In a recent study posted to the medRxiv* preprint server, researchers evaluated cell-mediated immune response (CMIR) in inflammatory bowel disease (IBD) patients following immunization with two doses of coronavirus disease 2019 (COVID-19) vaccine.
The messenger ribonucleic acid (mRNA)-based COVID-19 vaccines, including the mRNA-1273 and BNT162b2 vaccines, effectively protect the general population against severe acute respiratory syndrome coronavirus 2 (SARS-CoV-2) infection. Moreover, several previous studies have demonstrated that 95-99% of IBD patients mounted a measurable antibody response after the two-dose mRNA vaccination series, whereas 100% achieved a substantial antibody response after three doses.
Contrastingly, patients with IBD who were unable to mount an antibody response received the BNT162b2 vaccine. Additionally, they were older, on combination therapy with an anti-tumor necrosis factor-alpha (TNF-alpha) inhibitor and an immunomodulator.
About the study
A prospective, non-randomized study, termed the “HumoRal and CellULar initial and Sustained immunogenicity in patients with IBD” (HERCULES), was conducted at the University of Wisconsin-Madison (UW) and Mayo Clinic Florida (MAYOFL) to evaluate the CMIR of vaccinated IBD patients. The Institutional Review Board at the UW and MAYOFL approved this study.
The researchers created two study cohorts, with 158 participants with IBD and 20 healthy controls (HCs), respectively. The selection criteria for the IBD cohort was that the participants were on stable medication therapy, and HCs had to produce documented proof that they were not on any immunosuppressive therapy and completed their mRNA primary vaccination series.
The primary outcome was the evaluation of CMIR in the cohort of IBD patients against the mRNA-based COVID-19 vaccine. The secondary study outcomes were: i) a comparison of the CMIR in patients with IBD and HCs, and ii) measuring CMIR, as well as a humoral immune response in both the study cohorts.
The researchers measured the humoral immune response and CMIR in IBD patients 28–35 days after the two-dose mRNA vaccine series and at approximately 30 days in HCs, following a similar protocol used for all COVID-19 immunogenicity clinical trials.
The authors could evaluate T cell responses to SARS-CoV-2 spike (S) antigens in 151 patients with IBD and 18 HCs; likewise, they measured anti-S antibody levels in samples of 152 patients with IBD and 18 HCs. Additionally, they observed no significant differences in S-specific T cell responses between those on anti-TNF therapy or Janus kinase inhibitors (JAK) inhibitors compared to other therapies.
While most IBD patients had a CMIR (89%) and a humoral immune response (97%), among HC, only one had a CMIR, and all had a humoral immune response to an mRNA vaccine series.
Also, the authors could not find any compelling evidence of an association between levels of antibody and CMIR, as three of the four participants with no measurable anti-S antibodies showed a CMIR.
Compared to those taking immunosuppressive medication(s), IBD patients not undergoing such treatments had a lower humoral response but not a lowered CMIR.
To summarize, the study findings demonstrated that mRNA vaccine-induced antibody levels and CMIR are not correlated. It indeed is a surprising revelation as in other immunosuppressed populations, for instance, in solid organ transplant recipients, reported CMIR rates are in the range of 36-46%. Similarly, in patients taking B-cell depleting therapy and with psoriasis on an immunomodulator, CMIR rates of 58% and 62-74% have been reported.
The Advisory Committee on Immunization Practices (ACIP) recommended booster dose for those who were moderate to severely immunocompromised based on evidence that solid organ transplant recipients had a suboptimal antibody response (56%) after the primary COVID-19 vaccination series. The humoral immune response in study subjects remained relatively higher than reported in previous studies examining such response in the immunosuppressed populations.
More importantly, the humoral immune response provides an incomplete measure of the COVID-19 vaccine-induced immune response.
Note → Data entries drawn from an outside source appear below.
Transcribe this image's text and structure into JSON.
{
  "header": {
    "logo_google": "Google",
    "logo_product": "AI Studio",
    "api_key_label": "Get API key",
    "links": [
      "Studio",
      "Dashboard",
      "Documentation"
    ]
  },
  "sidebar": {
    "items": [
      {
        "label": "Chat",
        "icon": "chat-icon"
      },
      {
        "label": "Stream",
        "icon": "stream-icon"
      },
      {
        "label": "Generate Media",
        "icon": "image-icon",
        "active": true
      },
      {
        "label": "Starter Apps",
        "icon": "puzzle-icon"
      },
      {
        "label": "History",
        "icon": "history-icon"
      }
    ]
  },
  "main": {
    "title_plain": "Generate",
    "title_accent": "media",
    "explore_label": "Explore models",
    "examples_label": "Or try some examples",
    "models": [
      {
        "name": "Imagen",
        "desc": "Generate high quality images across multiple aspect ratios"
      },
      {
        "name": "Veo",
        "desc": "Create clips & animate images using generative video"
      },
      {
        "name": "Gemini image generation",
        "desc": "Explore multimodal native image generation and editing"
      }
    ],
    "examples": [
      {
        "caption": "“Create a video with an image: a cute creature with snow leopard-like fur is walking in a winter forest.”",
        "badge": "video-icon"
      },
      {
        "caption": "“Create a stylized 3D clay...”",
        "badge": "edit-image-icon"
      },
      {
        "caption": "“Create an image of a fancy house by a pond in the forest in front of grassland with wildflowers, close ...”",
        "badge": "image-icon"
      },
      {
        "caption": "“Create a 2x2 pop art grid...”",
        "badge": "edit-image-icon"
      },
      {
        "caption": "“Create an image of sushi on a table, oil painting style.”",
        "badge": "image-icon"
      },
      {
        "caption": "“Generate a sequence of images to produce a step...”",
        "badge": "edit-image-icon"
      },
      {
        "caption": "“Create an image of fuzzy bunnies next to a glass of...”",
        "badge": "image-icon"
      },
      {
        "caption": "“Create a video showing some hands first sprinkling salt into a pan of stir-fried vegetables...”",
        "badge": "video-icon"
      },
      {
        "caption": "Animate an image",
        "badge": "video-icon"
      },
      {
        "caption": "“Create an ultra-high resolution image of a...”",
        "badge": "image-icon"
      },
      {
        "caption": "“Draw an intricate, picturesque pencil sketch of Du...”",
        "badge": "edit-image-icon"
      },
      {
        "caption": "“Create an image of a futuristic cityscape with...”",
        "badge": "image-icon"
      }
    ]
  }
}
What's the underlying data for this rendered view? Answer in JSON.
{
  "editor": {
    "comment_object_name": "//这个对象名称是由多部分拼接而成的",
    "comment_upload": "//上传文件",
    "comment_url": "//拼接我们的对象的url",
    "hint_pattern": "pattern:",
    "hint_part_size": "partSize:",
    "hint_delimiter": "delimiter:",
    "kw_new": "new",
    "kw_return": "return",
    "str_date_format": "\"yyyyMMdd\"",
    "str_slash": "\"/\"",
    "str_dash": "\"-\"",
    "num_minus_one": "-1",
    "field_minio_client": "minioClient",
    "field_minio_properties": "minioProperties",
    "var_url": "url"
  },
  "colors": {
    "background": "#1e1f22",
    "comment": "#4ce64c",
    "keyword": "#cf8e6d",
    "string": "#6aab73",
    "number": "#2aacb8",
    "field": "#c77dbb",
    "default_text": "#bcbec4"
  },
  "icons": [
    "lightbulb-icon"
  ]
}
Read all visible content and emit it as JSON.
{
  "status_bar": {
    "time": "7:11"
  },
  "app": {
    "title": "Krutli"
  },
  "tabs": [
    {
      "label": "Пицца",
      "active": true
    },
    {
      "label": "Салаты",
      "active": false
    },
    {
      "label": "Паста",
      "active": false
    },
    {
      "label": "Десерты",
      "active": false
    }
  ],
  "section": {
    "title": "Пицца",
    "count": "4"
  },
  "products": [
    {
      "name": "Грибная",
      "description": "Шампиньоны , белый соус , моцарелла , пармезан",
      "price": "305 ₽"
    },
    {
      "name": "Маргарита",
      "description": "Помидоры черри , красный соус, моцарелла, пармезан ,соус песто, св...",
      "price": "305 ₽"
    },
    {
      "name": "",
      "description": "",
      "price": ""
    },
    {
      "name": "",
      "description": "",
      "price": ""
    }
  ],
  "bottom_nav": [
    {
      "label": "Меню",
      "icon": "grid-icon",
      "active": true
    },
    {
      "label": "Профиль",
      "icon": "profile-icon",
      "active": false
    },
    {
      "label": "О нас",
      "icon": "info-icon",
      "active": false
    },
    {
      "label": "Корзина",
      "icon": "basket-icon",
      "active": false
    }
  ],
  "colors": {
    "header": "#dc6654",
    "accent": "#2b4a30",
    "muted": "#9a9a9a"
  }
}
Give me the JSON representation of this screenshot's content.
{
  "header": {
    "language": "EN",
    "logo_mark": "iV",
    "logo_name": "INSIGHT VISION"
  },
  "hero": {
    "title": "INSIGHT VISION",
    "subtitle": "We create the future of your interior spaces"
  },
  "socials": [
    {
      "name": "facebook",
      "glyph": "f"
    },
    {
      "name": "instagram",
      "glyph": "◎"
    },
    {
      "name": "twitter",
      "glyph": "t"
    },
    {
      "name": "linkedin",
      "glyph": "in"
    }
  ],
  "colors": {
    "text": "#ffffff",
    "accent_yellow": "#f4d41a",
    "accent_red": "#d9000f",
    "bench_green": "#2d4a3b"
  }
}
Additionally, most patients with IBD mounted a vaccine-induced immune response after an mRNA COVID-19 primary series, similar to HCs, suggesting that they might not necessarily require a third dose as previously speculated.
Future studies should specifically evaluate sustained CMIR, the impact of booster dosing on CMIR, and long-term antibody concentrations and CMIR in patients with IBD. In the future, data from such studies could help ascertain whether IBD patients on immune-modifying therapies may benefit from a booster dose or a mix and match immunization strategy and how these therapies may impact sustained humoral and CMIR.
medRxiv publishes preliminary scientific reports that are not peer-reviewed and, therefore, should not be regarded as conclusive, guide clinical practice/health-related behavior, or treated as established information.